What I learned from this volunteer experience and what I’d do differently

  • Get everyone aligned on the same vision early on. To keep a volunteer project going is in some ways more challenging than running a startup. There is no time-sheet, no real accountability, and no one really owns anything. You’re often only relying on people’s goodwill, and their own motivation to keep things going. The only thing that can hold people together is working towards a common vision. Not everyone is going to agree on every little thing all the time, and volunteers come and go. Agreeing on the same vision makes some conversations a bit easier. More, it’s when you’ve set a common goal, that you can set smaller milestones leading up to it. So that everyone can celebrate when these milestones are met.

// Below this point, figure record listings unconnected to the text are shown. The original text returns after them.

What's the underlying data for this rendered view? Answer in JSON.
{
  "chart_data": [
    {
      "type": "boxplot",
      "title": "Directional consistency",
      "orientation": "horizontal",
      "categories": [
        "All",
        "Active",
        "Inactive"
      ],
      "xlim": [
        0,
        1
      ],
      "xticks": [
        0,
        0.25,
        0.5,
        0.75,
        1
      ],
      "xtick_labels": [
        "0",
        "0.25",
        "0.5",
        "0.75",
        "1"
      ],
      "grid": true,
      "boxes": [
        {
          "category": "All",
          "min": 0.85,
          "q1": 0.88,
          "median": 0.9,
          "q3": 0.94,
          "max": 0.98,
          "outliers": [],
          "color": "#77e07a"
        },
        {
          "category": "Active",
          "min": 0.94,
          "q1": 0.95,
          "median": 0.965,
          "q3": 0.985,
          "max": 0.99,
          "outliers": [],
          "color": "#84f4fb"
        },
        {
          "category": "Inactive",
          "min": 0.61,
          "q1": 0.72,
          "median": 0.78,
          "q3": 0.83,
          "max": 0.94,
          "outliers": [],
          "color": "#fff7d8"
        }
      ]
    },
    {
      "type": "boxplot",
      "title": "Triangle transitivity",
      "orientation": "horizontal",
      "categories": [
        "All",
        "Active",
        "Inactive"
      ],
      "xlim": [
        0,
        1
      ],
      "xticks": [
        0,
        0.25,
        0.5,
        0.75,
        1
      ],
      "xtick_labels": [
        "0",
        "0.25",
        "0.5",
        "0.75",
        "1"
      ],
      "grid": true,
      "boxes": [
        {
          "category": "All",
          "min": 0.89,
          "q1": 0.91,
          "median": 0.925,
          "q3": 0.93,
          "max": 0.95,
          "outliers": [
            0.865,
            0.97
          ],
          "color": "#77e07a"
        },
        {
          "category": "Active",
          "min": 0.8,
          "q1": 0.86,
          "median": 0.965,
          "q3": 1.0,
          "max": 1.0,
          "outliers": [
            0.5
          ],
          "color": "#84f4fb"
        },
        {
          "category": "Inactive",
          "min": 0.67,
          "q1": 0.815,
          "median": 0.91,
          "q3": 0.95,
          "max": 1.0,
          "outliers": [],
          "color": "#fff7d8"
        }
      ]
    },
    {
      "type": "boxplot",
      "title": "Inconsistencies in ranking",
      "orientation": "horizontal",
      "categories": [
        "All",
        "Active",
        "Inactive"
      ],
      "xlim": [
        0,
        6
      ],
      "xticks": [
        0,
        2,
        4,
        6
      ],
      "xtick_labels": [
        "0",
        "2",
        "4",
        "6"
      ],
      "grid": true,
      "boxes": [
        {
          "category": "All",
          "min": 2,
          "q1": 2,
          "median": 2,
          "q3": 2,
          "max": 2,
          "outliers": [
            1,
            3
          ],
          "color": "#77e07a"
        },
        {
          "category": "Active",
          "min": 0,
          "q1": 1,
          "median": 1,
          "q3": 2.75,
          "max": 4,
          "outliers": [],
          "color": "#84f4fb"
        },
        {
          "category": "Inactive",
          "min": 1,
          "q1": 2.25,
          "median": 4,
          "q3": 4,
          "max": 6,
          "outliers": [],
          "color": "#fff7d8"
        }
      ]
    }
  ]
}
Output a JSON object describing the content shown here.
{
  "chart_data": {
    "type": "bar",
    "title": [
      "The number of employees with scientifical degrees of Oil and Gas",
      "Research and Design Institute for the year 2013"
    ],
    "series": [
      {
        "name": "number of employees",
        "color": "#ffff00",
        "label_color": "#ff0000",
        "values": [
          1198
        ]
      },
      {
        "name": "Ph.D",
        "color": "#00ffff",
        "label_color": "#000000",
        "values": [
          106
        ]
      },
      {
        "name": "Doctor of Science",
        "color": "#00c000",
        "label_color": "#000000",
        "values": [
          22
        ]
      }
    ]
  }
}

  • There’s no avoiding the hard questions. The same problems popped up again and again in this project: What’s the demographics that will use our app? How will we attract and sustain users? How are the services being done today? What are the pain points? I didn’t do enough market or user research before I drew up the concepts. I forgot that concepts are cheap, and they don’t matter if you don’t have the research to back them up. This is something I’ve known from school, but the feeling hits especially hard in this project.
  • Choose a dev framework most people can work with. Getting the app built was our primary concern, though this ship-first fail-fast strategy didn’t quite work either. The reason was our volunteer developers are all proficient in different frameworks, so it’s hard for them to contribute to the project and accumulate the collective work.
  • Stand up for design, stand up for good design, even when you’re not at work. When you’re the only designer among a bunch of people, it’s often useful to have an elevator pitch ready about why design matters and what is good design. I forget not everyone is trained in design and knows how to articulate what makes things good. You don’t need to be an insufferable stuck-up, and design doesn’t solve all problems, but the world simply needs more good design. I was uncareful to let technology rather than values drive this project, because I always felt like the ground was not firm enough for me to push for it. In retrospect, standing up for design need not be mutually exclusive with compromising relationships.
  • Soft skills, soft skills, soft skills. There are numerous times in the project where things would have gone so much better if we could have a conversation authentically. I don’t claim to have mastered my communication skills, but I’m now seeing all the more values of skills in persuasion, debate, active listening, etc.